The performance with SSD comes in the form of utilizing flash memory for read/write versus platters & heads in conventional hard drives. Flash memory is considerably quicker.

Even if you had offered specifics about your actual system there would be no logical way to say how -much- quicker things would be. It will be quicker though, many times much much quicker.

For best results you want to reinstall. Will it be faster if you just do a clone and be done with it? Sure, most likely.

Either way, turn off defrag right away. It's really not needed with Flash memory and unnecessarily reduces the potential read/write life on the drive.

If you want useful benchmark data (performance data) google the manufacturer/model of your particular drive + "benchmark". I guarantee it will be out there. You can compare this to benchmarks of your old/existing drive.

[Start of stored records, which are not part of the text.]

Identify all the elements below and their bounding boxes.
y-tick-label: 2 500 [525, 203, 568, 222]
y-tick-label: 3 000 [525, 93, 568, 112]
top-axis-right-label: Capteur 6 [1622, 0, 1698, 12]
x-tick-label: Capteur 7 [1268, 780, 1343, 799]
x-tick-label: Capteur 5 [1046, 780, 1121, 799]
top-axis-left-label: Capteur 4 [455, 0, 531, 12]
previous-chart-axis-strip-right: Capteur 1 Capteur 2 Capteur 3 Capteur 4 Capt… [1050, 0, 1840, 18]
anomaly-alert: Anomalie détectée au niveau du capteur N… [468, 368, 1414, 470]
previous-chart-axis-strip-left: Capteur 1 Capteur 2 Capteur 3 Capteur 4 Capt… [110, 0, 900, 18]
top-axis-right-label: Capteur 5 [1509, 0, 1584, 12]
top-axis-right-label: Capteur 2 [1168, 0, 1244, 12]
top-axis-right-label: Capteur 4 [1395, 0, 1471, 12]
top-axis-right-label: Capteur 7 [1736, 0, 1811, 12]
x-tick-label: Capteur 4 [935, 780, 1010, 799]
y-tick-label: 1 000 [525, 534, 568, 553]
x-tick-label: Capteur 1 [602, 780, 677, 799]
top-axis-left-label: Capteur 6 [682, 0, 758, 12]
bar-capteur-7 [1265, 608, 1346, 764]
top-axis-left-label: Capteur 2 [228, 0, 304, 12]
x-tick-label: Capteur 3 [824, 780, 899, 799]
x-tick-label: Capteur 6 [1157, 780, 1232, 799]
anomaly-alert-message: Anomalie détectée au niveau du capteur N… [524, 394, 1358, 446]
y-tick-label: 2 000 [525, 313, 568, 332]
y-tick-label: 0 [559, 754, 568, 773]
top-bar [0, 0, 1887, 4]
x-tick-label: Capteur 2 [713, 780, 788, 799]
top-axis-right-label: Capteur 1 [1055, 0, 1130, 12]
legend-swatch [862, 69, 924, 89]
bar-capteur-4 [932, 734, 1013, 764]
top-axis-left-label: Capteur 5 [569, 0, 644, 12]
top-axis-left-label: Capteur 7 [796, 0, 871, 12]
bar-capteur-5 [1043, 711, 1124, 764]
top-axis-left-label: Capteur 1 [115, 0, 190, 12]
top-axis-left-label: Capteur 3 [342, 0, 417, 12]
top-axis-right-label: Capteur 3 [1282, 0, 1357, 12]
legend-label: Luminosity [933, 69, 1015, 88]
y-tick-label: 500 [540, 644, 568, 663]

To offer a personal anecdote my laptop used to take ~2 minutes to boot fully with a 7200rpm sata drive. After the fresh reload with my new SSD I am up & running in about 12 seconds from a cold "off" status. Standby resume takes less than 5 seconds. Hibernate is around 8 seconds including BIOS screen flashing. Win 7.
CmmTch
join:2002-08-10
High Ridge, MO

CmmTch to bbear2

Member

to bbear2
Put your OS on the SSD, I have 7 Home Premium on my desktop. I always turn it off when I'm done using it, elapsed time from pressing the "on" button to ready to use is 30 secs.

ImpldConsent
Scouts Out
Premium Member
join:2001-03-04
North Port, FL
·Comcast XFINITY

ImpldConsent to bbear2

Premium Member

to bbear2
said by bbear2:

Any suggestion/real life experiences would be welcome. Thanks.

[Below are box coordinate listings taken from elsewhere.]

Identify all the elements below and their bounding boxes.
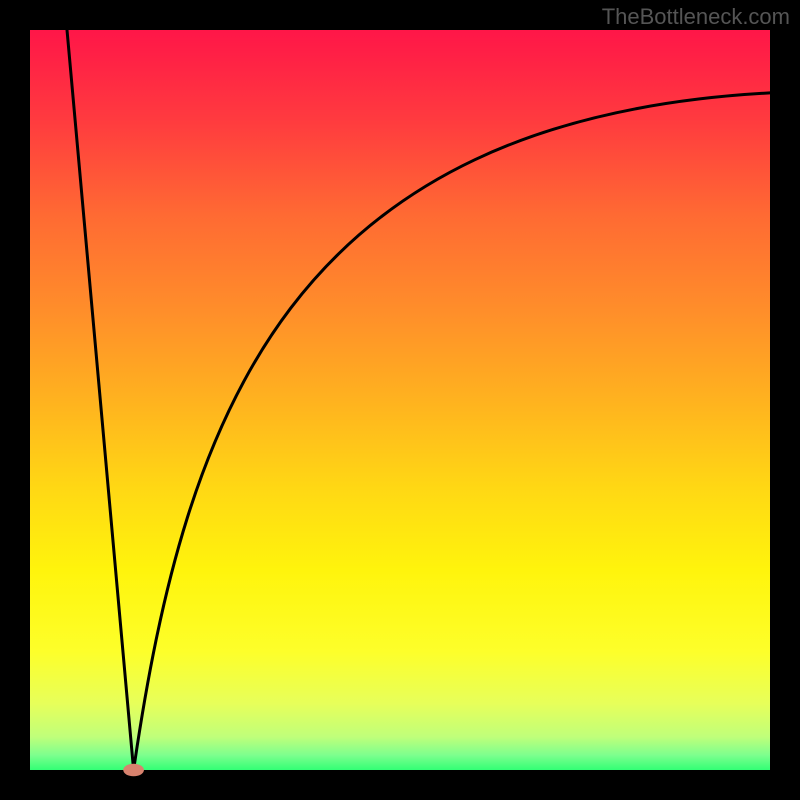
chart-background xyxy=(30,30,770,770)
chart-container: { "watermark": { "text": "TheBottleneck.… xyxy=(0,0,800,800)
watermark-text: TheBottleneck.com xyxy=(602,4,790,30)
optimal-point-marker xyxy=(123,764,144,777)
bottleneck-chart xyxy=(0,0,800,800)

- How much faster will things get if the OS is re-installed and make the SSD my C: drive?

- What about simply re-installing the most commonly used apps onto the SSD?

- Would simply using it for data and temp space yield much performance boost?

Having had my SSD for 2yrs now, I can report:

* After using a Ghost image of my OS/C: drive v. re-install, I decided not to use an image of my old drive. I wanted a clean install of the OS so there are no strap-hanging issues going forward. Obviously (even with MHDD), the re-install was much quicker than the image. The image contains all the bloat of old programs, existing programs, hanging .dlls, etc...

* For the most part, that's what I did (most common - Office and productivity - non-cache intensive). If it was a small insignificant app, I'd put it there as well. If the app gave me options on cache location, I put it on my "data" drive.

* Using it like a RAM drive is not in your best interest. The SSDs perform better as a "read" drive rather than a "write" drive. I haven't heard anything to the contrary on this even in the SATAIII drives.

* You brought up a hot-keyword, SSD. I'd imagine you will get many responses to your questions. The experts should be along shortly, I'm giving you my experience.